De la tension, il y en a aussi côté de Guy Hoquet, « on vérifie les solvabilités de toutes nos agences. Il faut qu’elles tiennent encore un an car le marché est en train de s’améliorer. Les taux se tassent », espère Stéphane Fritz. Pas certain que certains professionnels puissent se permettre de continuer leur activité dans ces conditions encore plusieurs mois.
Pour preuve l’hécatombe impressionnante chez les indépendants : 10 000 agents commerciaux indépendants ont cessé leur activité depuis le début de l’année 2023 selon Meilleurs Agents.
Se diversifier pour limiter la casse
Toutes les agences ne sont pas pour autant au bord de la faillite, celles qui ont su diversifier leur activité arrivent à garder la tête hors de l’eau. « Aujourd’hui, 60 % des agences ne font que de la transaction.
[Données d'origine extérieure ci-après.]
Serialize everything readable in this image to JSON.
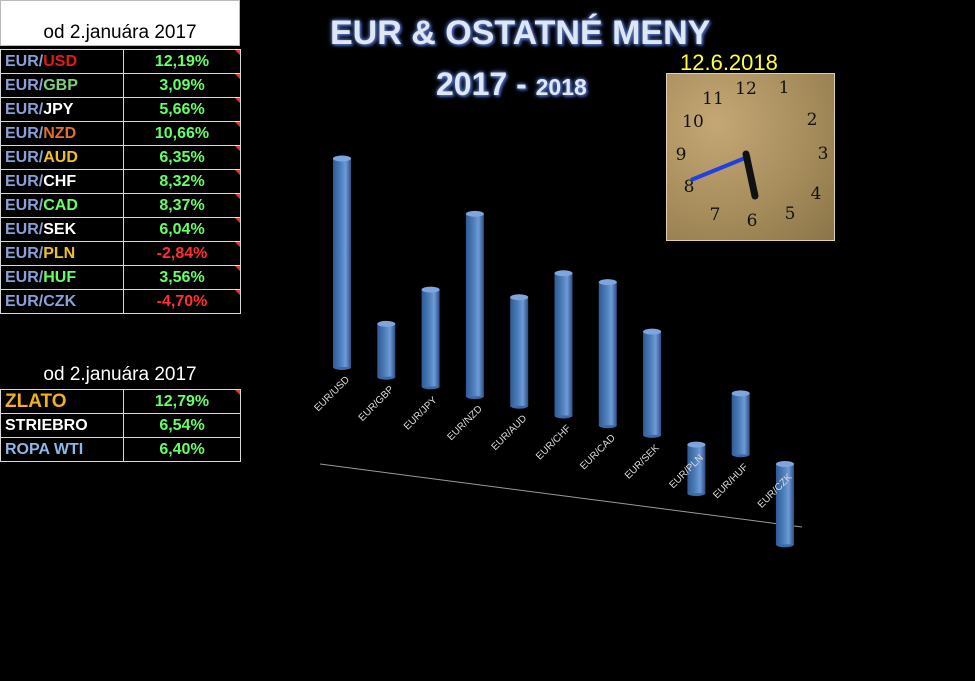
{
  "header": {
    "period_label": "od 2.januára  2017"
  },
  "title": {
    "main": "EUR & OSTATNÉ MENY",
    "year_main": "2017",
    "year_sep": " - ",
    "year_small": "2018"
  },
  "clock": {
    "date": "12.6.2018",
    "numbers": [
      "12",
      "1",
      "2",
      "3",
      "4",
      "5",
      "6",
      "7",
      "8",
      "9",
      "10",
      "11"
    ],
    "hour_hand_color": "#111111",
    "minute_hand_color": "#2040e0"
  },
  "currency_table": {
    "rows": [
      {
        "base": "EUR",
        "sep": "/",
        "quote": "USD",
        "quote_color": "#e41a1a",
        "value": "12,19%",
        "value_color": "#66ff66"
      },
      {
        "base": "EUR",
        "sep": "/",
        "quote": "GBP",
        "quote_color": "#7fd07f",
        "value": "3,09%",
        "value_color": "#66ff66"
      },
      {
        "base": "EUR",
        "sep": "/",
        "quote": "JPY",
        "quote_color": "#ffffff",
        "value": "5,66%",
        "value_color": "#66ff66"
      },
      {
        "base": "EUR",
        "sep": "/",
        "quote": "NZD",
        "quote_color": "#e0702a",
        "value": "10,66%",
        "value_color": "#66ff66"
      },
      {
        "base": "EUR",
        "sep": "/",
        "quote": "AUD",
        "quote_color": "#f0c020",
        "value": "6,35%",
        "value_color": "#66ff66"
      },
      {
        "base": "EUR",
        "sep": "/",
        "quote": "CHF",
        "quote_color": "#ffffff",
        "value": "8,32%",
        "value_color": "#66ff66"
      },
      {
        "base": "EUR",
        "sep": "/",
        "quote": "CAD",
        "quote_color": "#66ff66",
        "value": "8,37%",
        "value_color": "#66ff66"
      },
      {
        "base": "EUR",
        "sep": "/",
        "quote": "SEK",
        "quote_color": "#ffffff",
        "value": "6,04%",
        "value_color": "#66ff66"
      },
      {
        "base": "EUR",
        "sep": "/",
        "quote": "PLN",
        "quote_color": "#f0c020",
        "value": "-2,84%",
        "value_color": "#ff3030"
      },
      {
        "base": "EUR",
        "sep": "/",
        "quote": "HUF",
        "quote_color": "#66ff66",
        "value": "3,56%",
        "value_color": "#66ff66"
      },
      {
        "base": "EUR",
        "sep": "/",
        "quote": "CZK",
        "quote_color": "#8aa0d8",
        "value": "-4,70%",
        "value_color": "#ff3030"
      }
    ]
  },
  "commodities": {
    "period_label": "od 2.januára 2017",
    "rows": [
      {
        "name": "ZLATO",
        "name_color": "#f0b020",
        "value": "12,79%",
        "value_color": "#66ff66"
      },
      {
        "name": "STRIEBRO",
        "name_color": "#ffffff",
        "value": "6,54%",
        "value_color": "#66ff66"
      },
      {
        "name": "ROPA WTI",
        "name_color": "#8ab8e8",
        "value": "6,40%",
        "value_color": "#66ff66"
      }
    ]
  },
  "chart_data": {
    "type": "bar",
    "categories": [
      "EUR/USD",
      "EUR/GBP",
      "EUR/JPY",
      "EUR/NZD",
      "EUR/AUD",
      "EUR/CHF",
      "EUR/CAD",
      "EUR/SEK",
      "EUR/PLN",
      "EUR/HUF",
      "EUR/CZK"
    ],
    "values": [
      12.19,
      3.09,
      5.66,
      10.66,
      6.35,
      8.32,
      8.37,
      6.04,
      -2.84,
      3.56,
      -4.7
    ],
    "bar_color": "#4f81bd",
    "grid": false,
    "legend": "none"
  }
}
Or, il faut aussi miser sur l’administration de biens et la gestion de copropriétés pour amortir les coûts en cas de crise immobilière », conseille Loïc Cantin de la Fnaim.
Une diversification d’autant plus importante que la tendance du marché pourrait ne pas s’inverser avant un bon moment. Pour Vincent Desruelles, directeur d’études du cabinet Xerfi, même dans un scénario favorable où les taux d’intérêt redescendraient prochainement, « le retournement de la courbe n’interviendra pas avant 2025. » La pression sur la trésorerie des agences immobilières n’est pas près de baisser.